Rama also followed the Turkish president's example of using politicized auditors to imprison the opposition and confiscate their property. The key difference here is that Qatar funded Erdogan's efforts and the US Agency for International Development funded Albania's auditors, ignoring their cooperation with Rama...
A little over 5 months ago, Edi Rama, the leader of the Socialist Party of Albania, won his fourth consecutive election to remain prime minister, a post he has held since 2013. While the Albanian Riviera became an unwelcome destination for the tourist crowd, Rama became the toast of society.
Speaking at the Future Investment Initiative Forum in May 2025, President Donald Trump’s son-in-law, Jared Kushner, talked about how he met Rama on the Rothschilds’ yacht in 2021, while they were sailing the Adriatic Sea. In June 2025, Rama offered a toast at Alexander Soros’ wedding to Huma Abedin in the Hamptons. And while diplomats like the then-U.S. ambassador to Albania, Yuri Kim, sailed on Rama’s ship and, according to Albanian officials, accepted his gifts while rationalizing the imprisonment of his political rivals, Rama has transformed Albania in a way that reverses its democratic trajectory and will make it a regional burden for decades to come.
Perhaps the best way to understand Rama today is as a cross between the late Panamanian dictator Manuel Noriega and Turkish President Recep Tayyip Erdogan.

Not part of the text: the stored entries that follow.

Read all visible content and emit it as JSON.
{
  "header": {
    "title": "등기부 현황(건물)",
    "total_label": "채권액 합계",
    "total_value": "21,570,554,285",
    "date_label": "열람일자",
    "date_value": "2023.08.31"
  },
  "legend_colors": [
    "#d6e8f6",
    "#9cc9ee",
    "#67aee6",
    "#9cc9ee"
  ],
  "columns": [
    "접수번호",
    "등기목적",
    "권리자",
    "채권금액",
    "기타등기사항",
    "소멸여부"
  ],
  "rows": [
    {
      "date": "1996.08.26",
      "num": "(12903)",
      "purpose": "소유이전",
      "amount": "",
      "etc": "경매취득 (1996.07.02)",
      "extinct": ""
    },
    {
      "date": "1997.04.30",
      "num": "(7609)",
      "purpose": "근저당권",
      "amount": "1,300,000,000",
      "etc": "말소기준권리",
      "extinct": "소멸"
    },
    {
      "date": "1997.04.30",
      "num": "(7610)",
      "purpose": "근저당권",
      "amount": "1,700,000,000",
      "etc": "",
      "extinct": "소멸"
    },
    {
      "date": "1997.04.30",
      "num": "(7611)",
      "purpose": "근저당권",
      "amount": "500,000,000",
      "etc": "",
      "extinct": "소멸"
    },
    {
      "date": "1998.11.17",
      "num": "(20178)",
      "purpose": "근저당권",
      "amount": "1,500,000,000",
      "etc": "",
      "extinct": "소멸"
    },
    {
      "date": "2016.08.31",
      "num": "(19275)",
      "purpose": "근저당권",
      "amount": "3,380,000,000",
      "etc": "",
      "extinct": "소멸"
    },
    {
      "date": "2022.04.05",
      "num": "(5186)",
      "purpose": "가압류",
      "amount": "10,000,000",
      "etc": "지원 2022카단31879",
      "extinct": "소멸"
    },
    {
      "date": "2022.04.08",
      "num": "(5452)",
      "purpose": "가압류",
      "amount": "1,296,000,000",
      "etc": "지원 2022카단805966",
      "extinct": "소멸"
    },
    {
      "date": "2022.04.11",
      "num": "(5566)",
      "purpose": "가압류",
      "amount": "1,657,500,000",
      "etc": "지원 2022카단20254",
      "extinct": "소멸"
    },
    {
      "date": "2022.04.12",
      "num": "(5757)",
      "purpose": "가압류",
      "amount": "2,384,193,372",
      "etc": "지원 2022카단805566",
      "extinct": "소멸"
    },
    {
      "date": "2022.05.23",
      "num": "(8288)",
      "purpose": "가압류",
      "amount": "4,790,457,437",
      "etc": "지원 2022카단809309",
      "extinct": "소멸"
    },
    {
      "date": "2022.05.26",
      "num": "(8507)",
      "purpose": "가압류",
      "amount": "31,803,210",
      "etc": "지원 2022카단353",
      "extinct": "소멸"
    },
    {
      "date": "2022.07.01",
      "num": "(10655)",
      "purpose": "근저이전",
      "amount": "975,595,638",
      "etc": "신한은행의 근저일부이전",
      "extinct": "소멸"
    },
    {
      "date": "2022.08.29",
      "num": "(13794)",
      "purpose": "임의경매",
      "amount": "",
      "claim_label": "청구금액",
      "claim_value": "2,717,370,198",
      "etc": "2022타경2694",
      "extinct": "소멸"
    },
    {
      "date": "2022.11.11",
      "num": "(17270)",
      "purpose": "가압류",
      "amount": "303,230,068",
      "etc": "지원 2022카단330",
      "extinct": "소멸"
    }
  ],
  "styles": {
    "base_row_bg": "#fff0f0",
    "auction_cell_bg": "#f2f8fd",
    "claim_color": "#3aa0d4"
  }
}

Noriega was an early US ally, rising through the ranks of the Panamanian Army before becoming the country's military leader in 1983. Initially, the US government and the CIA embraced Noriega as a Cold War ally. However, by 1989, he had become a disgrace due to his corruption, the open exposure of his criminality and abuse of democracy, and the irrefutable evidence of his ties to South American drug cartels. On December 20, 1989, then-President George H.W. Bush ordered the invasion of Panama to arrest Noriega. While the United Nations condemned the invasion, a CBS-New York Times poll of Panamanians showed overwhelming support for him.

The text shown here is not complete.